Ce matin, l’esplanade du camp Bertaut à Douala a vibré au rythme de l’Aïd El-Kébir. Devant des milliers de fidèles rassemblés pour la Tabaski, l’Imam Cheikh Ibrahim Moubarak a transcendé le cadre purement religieux pour livrer un message éminemment politique et citoyen. Un appel fort au respect des institutions, à l’heure où le Cameroun fait face à des défis majeurs.
C’est une véritable marée humaine qui a pris d’assaut l’esplanade du camp Bertaut dans l’arrondissement de Douala 2ème. En ce jour de commémoration du sacrifice du patriarche Abraham (Ibrahim), l’atmosphère était certes à la dévotion et à la spiritualité, mais le message venu de la chaire, lui, était résolument ancré dans les réalités du siècle.

Suivi de près par notre équipe déployée sur le terrain, l’événement a pris une résonance toute particulière grâce au sermon mémorable de l’Imam Cheikh Ibrahim Moubarak.
Le croyant face aux défis de la Nation Pour le guide spirituel, la foi ne saurait être un prétexte à l’isolement ou à l’indifférence face à la marche du pays. « Le religieux est avant tout un être humain, un citoyen appelé à se situer face aux questionnements du monde », a martelé l’Imam avec force. Il intervient dans un contexte national particulièrement dense pour le Cameroun, rythmé par : Les chantiers institutionnels : la période post-présidentielle et la réorganisation des chambres parlementaires (Sénat et Assemblée nationale). Le rayonnement international et local : l’accueil des instances de l’Organisation mondiale du commerce (OMC) et l’inauguration du nouveau siège de la Fecafoot. La cohésion nationale : la célébration récente de la fête de l’Unité.

Autant de jalons qui, selon l’officiant, rappellent à chaque Camerounais sa responsabilité collective.
« Violer les pactes et les règles que le peuple s’est lui-même librement fixés revient à détruire le tissu social. » L’Imam Cheikh Ibrahim Moubarak
De la soumission divine au respect des lois

Faisant un parallèle audacieux et subtil, l’Imam a lié l’obéissance d’Abraham à Dieu et celle de son fils Ismaël au respect que chaque citoyen doit aux institutions républicaines. Il a notamment rappelé que la Constitution n’est pas une contrainte extérieure, mais le fruit de la volonté de la nation elle-même.

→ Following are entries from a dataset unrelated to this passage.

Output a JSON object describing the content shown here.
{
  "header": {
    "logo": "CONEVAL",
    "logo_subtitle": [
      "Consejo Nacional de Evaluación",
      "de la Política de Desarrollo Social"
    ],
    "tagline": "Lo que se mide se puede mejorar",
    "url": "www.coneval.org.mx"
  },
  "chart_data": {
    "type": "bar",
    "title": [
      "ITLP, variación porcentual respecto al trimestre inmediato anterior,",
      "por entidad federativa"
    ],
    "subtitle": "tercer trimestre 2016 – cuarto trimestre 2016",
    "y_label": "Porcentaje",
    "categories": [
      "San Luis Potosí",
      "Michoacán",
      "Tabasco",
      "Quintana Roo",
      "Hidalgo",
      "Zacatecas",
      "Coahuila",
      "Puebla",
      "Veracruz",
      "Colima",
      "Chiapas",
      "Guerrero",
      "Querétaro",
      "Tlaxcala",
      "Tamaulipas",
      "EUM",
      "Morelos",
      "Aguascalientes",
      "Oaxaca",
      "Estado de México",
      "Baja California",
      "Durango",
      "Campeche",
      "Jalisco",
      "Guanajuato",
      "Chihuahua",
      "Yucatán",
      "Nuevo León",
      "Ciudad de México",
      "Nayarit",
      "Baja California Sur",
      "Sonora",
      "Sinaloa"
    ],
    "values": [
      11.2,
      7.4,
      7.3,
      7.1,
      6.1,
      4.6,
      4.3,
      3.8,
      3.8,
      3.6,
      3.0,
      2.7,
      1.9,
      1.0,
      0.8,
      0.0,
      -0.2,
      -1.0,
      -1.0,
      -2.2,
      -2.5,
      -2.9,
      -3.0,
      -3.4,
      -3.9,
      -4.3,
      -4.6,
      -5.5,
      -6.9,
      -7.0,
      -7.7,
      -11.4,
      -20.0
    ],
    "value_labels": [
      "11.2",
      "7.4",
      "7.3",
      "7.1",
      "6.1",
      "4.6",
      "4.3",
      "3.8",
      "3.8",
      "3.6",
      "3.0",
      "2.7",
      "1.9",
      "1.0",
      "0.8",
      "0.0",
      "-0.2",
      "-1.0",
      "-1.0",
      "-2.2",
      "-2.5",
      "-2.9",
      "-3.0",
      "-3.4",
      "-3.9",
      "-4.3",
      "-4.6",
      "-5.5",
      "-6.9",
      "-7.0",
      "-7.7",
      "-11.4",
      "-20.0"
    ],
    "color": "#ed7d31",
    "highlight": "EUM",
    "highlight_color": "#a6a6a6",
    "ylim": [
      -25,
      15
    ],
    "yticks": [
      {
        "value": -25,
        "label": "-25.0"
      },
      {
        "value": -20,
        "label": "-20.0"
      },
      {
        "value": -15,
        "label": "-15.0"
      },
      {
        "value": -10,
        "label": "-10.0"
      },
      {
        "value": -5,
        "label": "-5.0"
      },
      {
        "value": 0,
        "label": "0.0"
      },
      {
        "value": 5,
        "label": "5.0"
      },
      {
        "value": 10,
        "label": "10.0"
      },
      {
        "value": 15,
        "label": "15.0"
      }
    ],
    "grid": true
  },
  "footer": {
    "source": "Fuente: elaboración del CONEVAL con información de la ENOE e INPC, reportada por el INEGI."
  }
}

Pour Cheikh Ibrahim Moubarak, le respect des règles communes est le seul rempart contre le chaos, à l’image de la brebis substituée à l’enfant dans le récit biblique et coranique : c’est ce qui préserve l’humain. « Si la soumission est respectée, le sacrifice en vaut la leçon », a-t-il conclu. Alors que les fidèles ont rejoint leurs foyers pour partager le traditionnel repas sacrificiel dans la communion et le partage, les mots de l’Imam continuent de résonner dans les rues de Douala. À l’heure où le Cameroun navigue entre défis économiques et exigences de cohésion sociale, cet appel au civisme apparaît plus que jamais comme une boussole nécessaire.